Chief Investment Officer Ryan Navi emphasized the company's strategic advantage, stating, "Scale plus an unlevered balance sheet is a real advantage in this market. We can play offense when others are playing defense." Forward Industries carries no corporate debt and maintains about $30 million in liquid operating capital, providing flexibility while many peers are forced to sell assets to service debt amid falling crypto prices.
The company's SOL holdings, acquired at an average price of $232, represent a significant paper loss of roughly $1 billion with SOL trading around $85. FWDI's stock has also declined sharply from a high near $40 to just above $5. Despite this, its treasury size now exceeds the combined Solana holdings of its next three closest competitors: DeFi Development Corp., Upexi, and Sharps Technology.
This dominant position was established following a $1.65 billion private investment in public equity (PIPE) deal in 2025 led by Galaxy Digital, Jump Crypto, and Multicoin Capital. The transaction transformed Forward into the largest public Solana treasury, with a strategy focused on staking SOL for a 6-7% annual yield and using its cost-of-capital advantage for long-term per-share accretion.
Navi, who previously worked at KKR and ParaFi Capital, argues that crypto equities remain "deeply dislocated," creating opportunities for disciplined capital allocation. The company stakes nearly all its SOL through its own validator infrastructure and has partnered with Sanctum to issue a liquid staking token, fwdSOL. This token earns staking rewards while remaining usable as collateral in DeFi, allowing Forward to borrow at costs below the staking yield on venues like Kamino.
Forward's long-term vision is to evolve into a permanent-capital vehicle similar to Berkshire Hathaway, capable of underwriting tokenized real-world assets, royalties, and on-chain cash-flow instruments. The company has also partnered with Superstate to list its SEC-registered shares directly on the Solana blockchain, enabling regulated equity exposure within DeFi applications.

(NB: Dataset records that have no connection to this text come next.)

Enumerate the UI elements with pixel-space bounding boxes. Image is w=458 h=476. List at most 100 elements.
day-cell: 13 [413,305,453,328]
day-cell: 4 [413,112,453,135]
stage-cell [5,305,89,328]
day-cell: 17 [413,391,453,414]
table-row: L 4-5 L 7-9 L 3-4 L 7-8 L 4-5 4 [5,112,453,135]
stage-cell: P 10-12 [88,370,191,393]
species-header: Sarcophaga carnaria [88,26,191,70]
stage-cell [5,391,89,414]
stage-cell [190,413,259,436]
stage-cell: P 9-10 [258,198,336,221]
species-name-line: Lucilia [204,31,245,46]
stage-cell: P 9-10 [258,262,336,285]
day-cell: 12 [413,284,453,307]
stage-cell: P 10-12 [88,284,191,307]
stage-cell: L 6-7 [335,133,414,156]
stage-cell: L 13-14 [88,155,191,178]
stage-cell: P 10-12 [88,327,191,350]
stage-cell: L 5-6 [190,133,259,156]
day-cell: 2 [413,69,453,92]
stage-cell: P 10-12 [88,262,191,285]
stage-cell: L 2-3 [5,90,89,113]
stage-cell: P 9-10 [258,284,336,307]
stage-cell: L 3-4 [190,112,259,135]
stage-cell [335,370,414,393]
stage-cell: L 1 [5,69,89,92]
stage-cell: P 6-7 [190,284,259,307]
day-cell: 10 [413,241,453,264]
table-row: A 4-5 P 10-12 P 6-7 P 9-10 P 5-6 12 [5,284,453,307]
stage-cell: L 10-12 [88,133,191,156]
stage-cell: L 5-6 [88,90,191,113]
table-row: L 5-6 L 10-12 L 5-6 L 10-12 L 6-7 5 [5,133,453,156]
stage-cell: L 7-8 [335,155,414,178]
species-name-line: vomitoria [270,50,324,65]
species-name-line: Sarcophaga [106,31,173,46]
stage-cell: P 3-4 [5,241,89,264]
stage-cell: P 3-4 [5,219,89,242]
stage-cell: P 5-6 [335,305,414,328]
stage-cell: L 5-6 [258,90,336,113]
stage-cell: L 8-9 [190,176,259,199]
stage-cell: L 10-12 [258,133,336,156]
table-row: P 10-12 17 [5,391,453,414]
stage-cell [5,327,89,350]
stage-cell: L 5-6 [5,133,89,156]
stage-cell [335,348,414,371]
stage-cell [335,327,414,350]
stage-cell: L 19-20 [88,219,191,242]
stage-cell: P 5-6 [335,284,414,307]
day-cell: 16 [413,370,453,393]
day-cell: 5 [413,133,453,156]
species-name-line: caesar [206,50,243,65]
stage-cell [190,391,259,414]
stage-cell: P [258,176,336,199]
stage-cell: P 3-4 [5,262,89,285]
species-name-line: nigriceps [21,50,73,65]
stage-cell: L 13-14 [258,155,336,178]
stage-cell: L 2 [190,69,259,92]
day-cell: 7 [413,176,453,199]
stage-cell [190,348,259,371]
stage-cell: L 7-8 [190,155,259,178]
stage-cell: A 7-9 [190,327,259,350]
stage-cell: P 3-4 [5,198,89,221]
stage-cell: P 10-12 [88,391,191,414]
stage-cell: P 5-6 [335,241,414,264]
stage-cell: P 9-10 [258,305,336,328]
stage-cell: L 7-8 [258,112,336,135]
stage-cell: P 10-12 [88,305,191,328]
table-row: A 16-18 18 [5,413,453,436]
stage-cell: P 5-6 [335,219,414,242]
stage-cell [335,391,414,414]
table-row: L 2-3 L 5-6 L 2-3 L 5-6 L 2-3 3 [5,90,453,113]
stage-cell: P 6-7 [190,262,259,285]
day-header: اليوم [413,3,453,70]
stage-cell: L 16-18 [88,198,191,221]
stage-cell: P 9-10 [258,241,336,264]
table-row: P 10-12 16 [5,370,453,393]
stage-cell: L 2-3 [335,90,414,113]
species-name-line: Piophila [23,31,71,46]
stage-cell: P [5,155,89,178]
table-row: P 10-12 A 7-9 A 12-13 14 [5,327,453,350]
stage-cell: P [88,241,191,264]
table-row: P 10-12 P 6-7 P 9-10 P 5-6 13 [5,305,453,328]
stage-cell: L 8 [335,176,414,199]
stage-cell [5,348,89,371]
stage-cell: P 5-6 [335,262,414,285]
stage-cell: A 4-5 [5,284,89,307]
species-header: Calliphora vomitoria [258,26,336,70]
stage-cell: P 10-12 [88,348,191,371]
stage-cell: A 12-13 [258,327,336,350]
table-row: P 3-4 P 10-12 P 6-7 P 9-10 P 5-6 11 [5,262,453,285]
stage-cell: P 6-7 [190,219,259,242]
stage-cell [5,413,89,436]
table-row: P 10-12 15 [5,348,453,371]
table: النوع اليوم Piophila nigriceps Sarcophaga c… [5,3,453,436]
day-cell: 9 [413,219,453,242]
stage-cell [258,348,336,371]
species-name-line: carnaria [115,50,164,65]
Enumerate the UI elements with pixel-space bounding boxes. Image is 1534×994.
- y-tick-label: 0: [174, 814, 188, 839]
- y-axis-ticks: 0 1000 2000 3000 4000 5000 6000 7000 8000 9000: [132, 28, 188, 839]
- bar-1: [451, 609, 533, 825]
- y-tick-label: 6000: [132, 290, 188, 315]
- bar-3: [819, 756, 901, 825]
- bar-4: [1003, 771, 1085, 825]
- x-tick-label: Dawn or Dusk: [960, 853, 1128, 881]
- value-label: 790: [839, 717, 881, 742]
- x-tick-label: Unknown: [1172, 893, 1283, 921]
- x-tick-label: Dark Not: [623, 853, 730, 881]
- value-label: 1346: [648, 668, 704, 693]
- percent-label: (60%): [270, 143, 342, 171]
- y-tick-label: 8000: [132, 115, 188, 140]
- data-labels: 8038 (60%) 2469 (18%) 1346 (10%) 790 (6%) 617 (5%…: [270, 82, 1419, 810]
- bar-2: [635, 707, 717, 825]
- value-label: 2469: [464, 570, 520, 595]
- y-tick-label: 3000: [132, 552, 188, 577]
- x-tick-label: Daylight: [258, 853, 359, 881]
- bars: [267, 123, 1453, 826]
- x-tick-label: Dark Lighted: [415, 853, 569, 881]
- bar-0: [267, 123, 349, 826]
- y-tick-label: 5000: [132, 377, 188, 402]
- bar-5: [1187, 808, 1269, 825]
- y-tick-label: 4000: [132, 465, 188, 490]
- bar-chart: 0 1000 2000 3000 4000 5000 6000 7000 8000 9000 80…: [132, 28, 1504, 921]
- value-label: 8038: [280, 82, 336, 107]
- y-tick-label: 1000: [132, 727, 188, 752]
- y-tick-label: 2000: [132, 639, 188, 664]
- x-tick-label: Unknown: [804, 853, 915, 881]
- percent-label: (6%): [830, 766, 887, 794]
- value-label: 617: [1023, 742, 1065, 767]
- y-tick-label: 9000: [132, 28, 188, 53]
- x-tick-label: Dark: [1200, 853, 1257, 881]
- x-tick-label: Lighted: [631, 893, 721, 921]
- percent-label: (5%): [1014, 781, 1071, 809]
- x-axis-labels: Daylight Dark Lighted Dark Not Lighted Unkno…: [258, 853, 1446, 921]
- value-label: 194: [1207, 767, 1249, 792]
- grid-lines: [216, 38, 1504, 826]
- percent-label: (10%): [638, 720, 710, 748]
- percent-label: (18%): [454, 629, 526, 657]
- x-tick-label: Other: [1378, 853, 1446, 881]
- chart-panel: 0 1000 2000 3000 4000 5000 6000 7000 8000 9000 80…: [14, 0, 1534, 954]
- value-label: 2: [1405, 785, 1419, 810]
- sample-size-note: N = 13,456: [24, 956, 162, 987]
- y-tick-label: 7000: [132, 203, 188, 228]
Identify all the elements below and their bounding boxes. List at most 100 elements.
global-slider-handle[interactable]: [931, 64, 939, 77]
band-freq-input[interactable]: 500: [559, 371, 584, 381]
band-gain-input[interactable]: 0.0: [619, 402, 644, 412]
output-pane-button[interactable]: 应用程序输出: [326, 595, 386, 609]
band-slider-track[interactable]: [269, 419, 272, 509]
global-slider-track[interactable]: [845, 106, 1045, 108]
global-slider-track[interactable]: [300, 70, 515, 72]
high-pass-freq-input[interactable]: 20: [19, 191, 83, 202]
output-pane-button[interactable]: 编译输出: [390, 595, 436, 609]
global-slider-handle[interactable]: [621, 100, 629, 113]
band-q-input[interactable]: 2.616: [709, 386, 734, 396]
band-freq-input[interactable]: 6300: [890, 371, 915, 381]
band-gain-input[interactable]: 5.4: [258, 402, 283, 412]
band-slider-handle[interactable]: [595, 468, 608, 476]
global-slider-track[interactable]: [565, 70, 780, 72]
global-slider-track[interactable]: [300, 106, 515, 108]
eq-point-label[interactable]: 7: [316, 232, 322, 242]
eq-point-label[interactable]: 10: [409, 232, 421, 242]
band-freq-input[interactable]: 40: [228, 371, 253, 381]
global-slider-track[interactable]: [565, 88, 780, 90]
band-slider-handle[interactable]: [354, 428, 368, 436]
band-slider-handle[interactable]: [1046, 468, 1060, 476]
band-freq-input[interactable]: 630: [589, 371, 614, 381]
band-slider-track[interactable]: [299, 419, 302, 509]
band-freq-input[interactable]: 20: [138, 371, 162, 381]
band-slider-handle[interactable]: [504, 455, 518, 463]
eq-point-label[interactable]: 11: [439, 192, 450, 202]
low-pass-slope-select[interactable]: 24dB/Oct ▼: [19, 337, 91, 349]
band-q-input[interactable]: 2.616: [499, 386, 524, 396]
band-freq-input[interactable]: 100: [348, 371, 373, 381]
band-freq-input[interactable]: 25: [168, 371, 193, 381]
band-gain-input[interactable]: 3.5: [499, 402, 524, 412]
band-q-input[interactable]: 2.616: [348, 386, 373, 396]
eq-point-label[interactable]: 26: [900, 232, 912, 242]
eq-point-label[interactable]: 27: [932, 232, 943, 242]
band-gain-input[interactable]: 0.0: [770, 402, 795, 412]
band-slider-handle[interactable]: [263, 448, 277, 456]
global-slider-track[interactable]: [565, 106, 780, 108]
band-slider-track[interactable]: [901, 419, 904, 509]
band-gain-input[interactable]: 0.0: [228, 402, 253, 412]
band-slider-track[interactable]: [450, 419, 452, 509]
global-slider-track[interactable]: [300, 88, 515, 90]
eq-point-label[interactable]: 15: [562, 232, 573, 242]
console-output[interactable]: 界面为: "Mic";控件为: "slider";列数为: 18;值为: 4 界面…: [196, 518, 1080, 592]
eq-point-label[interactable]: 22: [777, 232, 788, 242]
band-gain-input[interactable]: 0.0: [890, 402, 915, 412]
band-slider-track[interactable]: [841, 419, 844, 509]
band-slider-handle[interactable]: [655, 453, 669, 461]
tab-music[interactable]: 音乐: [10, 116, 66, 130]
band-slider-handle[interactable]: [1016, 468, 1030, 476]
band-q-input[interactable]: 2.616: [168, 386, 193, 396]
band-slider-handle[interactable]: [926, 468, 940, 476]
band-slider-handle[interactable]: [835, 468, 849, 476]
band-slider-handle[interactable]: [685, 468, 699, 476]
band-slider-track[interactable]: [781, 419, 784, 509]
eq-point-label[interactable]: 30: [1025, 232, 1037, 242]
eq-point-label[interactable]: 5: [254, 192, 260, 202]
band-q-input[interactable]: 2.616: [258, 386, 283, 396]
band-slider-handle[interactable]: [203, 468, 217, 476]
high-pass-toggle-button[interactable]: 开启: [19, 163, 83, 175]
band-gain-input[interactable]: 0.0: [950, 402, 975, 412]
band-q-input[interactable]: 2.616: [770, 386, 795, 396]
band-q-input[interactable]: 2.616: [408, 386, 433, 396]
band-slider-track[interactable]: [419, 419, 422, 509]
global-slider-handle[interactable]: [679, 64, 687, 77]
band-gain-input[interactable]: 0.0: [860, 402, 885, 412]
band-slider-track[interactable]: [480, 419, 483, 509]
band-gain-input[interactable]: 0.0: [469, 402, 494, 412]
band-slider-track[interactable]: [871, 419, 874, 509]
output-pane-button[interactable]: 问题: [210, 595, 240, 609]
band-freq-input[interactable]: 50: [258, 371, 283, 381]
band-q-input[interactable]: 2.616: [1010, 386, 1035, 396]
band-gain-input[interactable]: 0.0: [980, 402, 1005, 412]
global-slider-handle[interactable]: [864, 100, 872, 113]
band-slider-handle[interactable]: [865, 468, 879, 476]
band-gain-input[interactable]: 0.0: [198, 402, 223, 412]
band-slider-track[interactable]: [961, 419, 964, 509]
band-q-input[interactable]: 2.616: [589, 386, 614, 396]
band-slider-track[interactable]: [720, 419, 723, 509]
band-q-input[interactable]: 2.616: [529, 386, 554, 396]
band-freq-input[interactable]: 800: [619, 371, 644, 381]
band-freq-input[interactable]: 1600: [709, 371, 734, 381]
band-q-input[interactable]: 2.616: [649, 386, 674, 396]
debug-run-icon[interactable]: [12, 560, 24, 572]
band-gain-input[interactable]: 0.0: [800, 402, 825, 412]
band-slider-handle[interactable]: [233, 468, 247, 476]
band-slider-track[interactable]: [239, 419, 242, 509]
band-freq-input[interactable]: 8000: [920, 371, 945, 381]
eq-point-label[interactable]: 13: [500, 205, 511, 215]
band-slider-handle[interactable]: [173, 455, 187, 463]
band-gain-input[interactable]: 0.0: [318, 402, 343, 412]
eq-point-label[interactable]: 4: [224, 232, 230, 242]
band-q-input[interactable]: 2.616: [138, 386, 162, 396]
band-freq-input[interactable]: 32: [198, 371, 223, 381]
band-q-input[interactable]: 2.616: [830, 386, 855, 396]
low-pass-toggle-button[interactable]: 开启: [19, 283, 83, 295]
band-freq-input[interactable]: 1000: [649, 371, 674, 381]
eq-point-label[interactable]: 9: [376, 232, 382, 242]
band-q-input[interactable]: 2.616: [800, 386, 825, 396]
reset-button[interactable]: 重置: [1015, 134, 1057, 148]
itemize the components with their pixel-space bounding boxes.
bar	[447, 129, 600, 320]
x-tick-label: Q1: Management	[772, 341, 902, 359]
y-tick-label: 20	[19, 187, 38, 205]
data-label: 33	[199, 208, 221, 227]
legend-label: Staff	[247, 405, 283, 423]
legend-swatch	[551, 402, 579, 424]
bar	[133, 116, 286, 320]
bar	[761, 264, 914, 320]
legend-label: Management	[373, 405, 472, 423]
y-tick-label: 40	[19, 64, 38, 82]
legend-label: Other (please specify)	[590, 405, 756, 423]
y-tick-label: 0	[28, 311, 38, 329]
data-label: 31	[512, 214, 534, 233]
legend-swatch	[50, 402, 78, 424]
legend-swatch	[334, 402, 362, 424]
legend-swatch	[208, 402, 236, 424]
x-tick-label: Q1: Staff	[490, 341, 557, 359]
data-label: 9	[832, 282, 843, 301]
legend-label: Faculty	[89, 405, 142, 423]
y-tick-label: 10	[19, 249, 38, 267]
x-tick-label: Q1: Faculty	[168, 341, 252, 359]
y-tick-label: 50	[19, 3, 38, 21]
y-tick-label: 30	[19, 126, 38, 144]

Navi believes Solana's optimization for speed, cost, and finality makes it ideal for consumer applications and capital-markets use cases, citing last year's meme-driven activity surge as proof of the chain's capacity. "It's a question of when, not if, the next breakout app arrives," he said.
In a related development, Multicoin Capital managing director Kyle Samani announced he is stepping down while remaining chairman of Forward Industries, taking his exit from the Multicoin Master Fund in FWDI shares and warrants instead of cash.